Я весьма основательно забыл, с чего начиналась работа над "Сказкой...".
Если базироваться только на документах, то создается впечатление, что
никакой предварительной подготовки у нас вообще не было -- просто съехались
6 марта 1967 года в Доме творчества, что в подмосковном поселке Голицыне,
понапридумывали на протяжении четырех дней разных хохмочек, нарисовали план
Китежграда, построили какой-никакой сюжетец да и начали на пятый день,
помолясь, работать черновой текст.
Очень возможно, что так оно все и было. Первый план не сохранился, --
видимо, составлен был на отдельном листочке, который потом либо выбросили,
либо потеряли. Сохранилась только короткая запись в дневнике: "Составлен 1-й
план повести. 18 пунктов. Из них 5, 9, 13, 17 -- Кодло обедает. Составлен
подробный план 1-го пункта. Имя резонера -- Панург". "Кодло" -- это
несомненно прообраз Тройки. Похоже, само понятие "Тройка" появляется только
11 марта: Члены: полковник мотокавалерии б/и <то есть -- Без Имени>,
пищевик-хозяйственник Рудольф Архипович Хлебоедов, процедурщик Фарфуркис,
научный консультант и секретарь Саша Привалов. Представитель горисполкома,
комендант колонии тов. Зубо Иннокентий Филиппович".

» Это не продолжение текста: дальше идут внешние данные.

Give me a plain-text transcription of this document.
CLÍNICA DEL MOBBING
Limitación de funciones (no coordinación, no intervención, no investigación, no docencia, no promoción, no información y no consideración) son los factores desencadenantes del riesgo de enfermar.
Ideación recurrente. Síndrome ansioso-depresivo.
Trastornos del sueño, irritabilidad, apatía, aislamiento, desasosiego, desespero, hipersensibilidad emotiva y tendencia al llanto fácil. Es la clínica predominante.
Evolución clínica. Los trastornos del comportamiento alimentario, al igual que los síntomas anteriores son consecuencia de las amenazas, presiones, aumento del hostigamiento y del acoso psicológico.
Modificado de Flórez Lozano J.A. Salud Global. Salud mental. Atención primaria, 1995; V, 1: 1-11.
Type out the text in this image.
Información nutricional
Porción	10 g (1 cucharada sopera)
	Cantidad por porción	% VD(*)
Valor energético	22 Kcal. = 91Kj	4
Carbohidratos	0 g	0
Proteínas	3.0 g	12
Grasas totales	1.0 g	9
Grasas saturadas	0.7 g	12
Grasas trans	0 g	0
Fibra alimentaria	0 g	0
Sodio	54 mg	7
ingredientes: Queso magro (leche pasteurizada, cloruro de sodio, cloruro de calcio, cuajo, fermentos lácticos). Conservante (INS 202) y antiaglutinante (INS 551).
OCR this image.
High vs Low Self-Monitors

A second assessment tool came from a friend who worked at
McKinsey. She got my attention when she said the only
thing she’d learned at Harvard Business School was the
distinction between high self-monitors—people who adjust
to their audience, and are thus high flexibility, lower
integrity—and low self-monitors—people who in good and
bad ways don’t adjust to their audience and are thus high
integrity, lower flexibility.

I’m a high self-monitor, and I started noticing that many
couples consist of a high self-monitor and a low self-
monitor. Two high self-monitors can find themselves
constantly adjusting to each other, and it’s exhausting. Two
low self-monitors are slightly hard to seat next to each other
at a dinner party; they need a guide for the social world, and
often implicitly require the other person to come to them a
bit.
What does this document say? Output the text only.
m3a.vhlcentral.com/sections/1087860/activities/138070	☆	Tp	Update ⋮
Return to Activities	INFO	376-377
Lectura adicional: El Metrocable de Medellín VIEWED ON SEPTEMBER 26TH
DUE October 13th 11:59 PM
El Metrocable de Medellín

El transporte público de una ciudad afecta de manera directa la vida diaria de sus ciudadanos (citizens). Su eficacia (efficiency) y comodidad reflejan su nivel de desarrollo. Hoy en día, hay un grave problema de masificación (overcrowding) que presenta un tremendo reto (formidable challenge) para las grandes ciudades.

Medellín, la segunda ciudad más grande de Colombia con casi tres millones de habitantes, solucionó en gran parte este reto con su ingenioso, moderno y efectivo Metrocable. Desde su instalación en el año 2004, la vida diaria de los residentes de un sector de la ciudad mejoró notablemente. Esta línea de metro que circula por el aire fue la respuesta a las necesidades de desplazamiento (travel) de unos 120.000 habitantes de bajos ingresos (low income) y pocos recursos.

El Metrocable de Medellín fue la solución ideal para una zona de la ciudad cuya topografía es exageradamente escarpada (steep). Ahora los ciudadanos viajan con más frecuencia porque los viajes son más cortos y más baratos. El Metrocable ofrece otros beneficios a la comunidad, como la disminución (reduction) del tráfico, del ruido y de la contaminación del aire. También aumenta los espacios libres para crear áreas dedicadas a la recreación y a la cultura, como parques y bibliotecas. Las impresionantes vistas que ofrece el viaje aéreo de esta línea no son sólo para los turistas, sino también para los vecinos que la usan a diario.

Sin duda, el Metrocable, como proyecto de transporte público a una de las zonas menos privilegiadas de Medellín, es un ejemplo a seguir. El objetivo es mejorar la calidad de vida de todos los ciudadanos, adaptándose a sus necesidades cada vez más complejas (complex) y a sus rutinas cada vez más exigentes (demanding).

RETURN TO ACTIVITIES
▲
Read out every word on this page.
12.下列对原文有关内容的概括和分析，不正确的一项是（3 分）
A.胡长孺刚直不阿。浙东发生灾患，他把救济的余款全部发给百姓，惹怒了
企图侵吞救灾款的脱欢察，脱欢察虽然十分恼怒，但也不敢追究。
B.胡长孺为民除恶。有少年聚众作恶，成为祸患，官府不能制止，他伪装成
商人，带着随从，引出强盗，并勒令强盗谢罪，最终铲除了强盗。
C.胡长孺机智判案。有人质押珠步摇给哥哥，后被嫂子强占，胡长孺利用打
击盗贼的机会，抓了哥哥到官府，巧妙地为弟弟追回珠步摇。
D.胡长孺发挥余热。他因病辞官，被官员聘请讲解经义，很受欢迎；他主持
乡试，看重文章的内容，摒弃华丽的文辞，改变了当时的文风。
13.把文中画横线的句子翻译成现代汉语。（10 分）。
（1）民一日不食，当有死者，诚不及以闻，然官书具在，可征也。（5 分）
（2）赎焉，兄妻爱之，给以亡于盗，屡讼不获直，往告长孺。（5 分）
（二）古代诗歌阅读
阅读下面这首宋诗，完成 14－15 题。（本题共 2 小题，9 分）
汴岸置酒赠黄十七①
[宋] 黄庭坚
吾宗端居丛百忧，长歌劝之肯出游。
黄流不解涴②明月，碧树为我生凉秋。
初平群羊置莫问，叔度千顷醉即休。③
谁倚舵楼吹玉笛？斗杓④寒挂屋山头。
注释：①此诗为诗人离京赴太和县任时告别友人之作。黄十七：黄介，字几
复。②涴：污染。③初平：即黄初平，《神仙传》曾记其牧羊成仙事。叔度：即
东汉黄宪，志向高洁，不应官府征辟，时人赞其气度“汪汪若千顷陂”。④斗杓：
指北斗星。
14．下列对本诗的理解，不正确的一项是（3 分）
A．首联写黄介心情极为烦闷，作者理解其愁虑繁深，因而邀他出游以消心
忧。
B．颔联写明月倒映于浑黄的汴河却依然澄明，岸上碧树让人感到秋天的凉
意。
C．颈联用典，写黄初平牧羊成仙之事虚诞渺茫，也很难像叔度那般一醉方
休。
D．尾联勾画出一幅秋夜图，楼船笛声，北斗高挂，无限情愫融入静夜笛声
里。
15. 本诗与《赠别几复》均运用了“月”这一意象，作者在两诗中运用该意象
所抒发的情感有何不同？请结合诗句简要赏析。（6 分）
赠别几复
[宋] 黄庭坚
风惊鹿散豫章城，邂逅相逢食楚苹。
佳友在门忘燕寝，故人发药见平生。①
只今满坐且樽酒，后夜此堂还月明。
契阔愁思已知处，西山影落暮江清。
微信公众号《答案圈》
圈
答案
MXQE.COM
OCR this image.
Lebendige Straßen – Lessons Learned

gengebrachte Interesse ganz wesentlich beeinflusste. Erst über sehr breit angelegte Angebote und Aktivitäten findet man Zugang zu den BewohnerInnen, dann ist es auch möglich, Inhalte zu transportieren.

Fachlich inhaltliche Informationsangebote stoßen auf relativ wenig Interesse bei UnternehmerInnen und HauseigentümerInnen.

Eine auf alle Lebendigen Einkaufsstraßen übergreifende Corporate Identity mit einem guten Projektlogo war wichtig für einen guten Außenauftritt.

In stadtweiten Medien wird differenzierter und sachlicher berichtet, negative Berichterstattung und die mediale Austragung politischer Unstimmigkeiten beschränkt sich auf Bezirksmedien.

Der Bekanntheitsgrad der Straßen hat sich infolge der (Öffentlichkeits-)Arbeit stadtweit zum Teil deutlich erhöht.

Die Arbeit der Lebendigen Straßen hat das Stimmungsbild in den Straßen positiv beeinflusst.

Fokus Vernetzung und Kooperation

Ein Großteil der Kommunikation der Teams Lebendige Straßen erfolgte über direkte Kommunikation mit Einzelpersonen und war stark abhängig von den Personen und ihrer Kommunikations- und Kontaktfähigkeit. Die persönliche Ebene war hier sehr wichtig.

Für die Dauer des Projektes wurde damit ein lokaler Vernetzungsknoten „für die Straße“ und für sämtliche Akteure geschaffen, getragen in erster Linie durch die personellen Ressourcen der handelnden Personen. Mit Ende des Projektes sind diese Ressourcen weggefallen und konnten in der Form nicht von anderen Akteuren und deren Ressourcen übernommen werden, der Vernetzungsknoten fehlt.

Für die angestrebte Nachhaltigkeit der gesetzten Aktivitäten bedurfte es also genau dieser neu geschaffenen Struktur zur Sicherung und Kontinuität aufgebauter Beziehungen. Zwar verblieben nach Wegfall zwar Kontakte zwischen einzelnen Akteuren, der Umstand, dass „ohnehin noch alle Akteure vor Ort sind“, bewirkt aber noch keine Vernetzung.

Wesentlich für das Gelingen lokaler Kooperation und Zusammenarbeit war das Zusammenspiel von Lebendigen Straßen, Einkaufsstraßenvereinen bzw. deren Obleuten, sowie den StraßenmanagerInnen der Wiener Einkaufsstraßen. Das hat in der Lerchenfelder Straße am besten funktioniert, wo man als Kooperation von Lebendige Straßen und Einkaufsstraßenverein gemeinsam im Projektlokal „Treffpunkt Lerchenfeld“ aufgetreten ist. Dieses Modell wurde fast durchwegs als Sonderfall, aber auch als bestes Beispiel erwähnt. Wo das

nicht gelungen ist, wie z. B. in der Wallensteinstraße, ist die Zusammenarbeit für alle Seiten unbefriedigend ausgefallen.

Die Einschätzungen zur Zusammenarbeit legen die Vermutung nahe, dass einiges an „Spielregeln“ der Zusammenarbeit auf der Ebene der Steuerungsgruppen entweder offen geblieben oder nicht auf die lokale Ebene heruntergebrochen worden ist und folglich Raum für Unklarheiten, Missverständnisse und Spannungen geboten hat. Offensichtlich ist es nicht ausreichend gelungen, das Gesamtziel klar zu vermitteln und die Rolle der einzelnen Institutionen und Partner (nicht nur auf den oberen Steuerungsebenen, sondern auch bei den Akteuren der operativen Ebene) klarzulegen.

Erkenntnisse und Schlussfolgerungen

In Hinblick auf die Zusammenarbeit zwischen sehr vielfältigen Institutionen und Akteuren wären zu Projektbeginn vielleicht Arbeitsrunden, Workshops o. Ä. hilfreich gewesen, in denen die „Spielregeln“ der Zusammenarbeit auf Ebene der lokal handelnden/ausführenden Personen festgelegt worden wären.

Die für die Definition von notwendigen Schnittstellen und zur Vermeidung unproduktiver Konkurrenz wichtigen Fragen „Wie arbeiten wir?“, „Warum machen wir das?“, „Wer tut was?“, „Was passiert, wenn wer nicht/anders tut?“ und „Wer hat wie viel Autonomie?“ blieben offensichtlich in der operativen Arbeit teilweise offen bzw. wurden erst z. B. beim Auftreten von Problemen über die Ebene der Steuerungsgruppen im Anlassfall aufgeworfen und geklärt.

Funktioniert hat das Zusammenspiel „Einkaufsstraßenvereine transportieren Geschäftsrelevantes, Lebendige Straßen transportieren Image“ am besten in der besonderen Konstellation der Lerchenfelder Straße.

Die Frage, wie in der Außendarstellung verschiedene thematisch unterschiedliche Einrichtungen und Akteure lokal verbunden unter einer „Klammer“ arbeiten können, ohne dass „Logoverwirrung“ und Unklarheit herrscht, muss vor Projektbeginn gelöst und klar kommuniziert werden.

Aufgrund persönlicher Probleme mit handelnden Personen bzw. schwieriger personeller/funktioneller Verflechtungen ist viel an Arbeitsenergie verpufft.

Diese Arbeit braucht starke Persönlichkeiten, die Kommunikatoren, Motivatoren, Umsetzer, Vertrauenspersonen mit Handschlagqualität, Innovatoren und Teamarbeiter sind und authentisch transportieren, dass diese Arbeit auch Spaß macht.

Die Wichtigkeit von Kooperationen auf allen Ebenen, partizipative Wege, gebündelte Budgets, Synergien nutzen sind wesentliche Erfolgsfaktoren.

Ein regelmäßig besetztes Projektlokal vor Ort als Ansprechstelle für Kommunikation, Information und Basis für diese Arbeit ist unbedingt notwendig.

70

Здесь мы видим, кажется, единственное в истории упоминание
имени-отчества товарища Зубо, а что же касается товарища Хлебовводова, то
здесь он пока еще зовется Хлебоедовым.
Не могу не рассказать о возникновении имени Фарфуркис. 22.12.66. БН:
"...Получил еще одно письмо из-за границы (вернее, из Ленинграда, но от
какого-то заезжего туриста Мойры Фарфуркиса). Написано по-русски на бланке
Роял-отеля и начинается так: "Дородой госродин! Длиное время я бываю ваш
поклоник через ваши книги. Я приехал Ленинград, желая участвовать вами
беседе. Прошу собчить мне вашу возможность..." и т.д. Сообщить ему мою
возможность я не в состоянии, потому что он забыл написать, где остановился
и где его здесь искать. Но он дает обратный адрес в Лондоне..."
БН не только написал АН об этом курьезном послании неведомого М.
Фарфуркиса, но и рассказал о нем же друзьям и коллегам в ресторане Дома
писателей. Коллеги восприняли его рассказ довольно равнодушно, но в
прищуренных глазах Ильи Иосифовича Варшавского появился вдруг странный,
прямо скажем, дьявольский блеск, и заметивший этот блеск БН моментально
догадался обо всем. Варшавский был тут же разоблачен, во всем (с явным
удовольствием) признался и благосклонно подарил БН замечательную фамилию
"Фарфуркис" для дальнейшего и произвольного употребления.
Вообще же, в отличие от "Понедельника...", "Сказка..." мало напоминает
коллективный капустник -- практически все там придумано АБС, и практически
единовременно, на протяжении этих трех Голицынских недель. Может быть,
именно поэтому авторы оказались к концу срока выжаты, как лимон, и вымотаны,
словно галерные каторжники.
25 марта 1967 появляется запись: "Сделали 8 стр. и ЗАКОНЧИЛИ ЧЕРНОВИК
на 132 стр. Устали до опупения. Последние страницы брали штурмом, не кровью
-- сукровицей!"
Признание в своем роде уникальное. Мы, действительно, устали от
"Сказки..." необычайно, непривычно и мучительно. Очень и очень нелегкая это
работа: непрерывно хохмить и зубоскалить на протяжении двадцати дней подряд.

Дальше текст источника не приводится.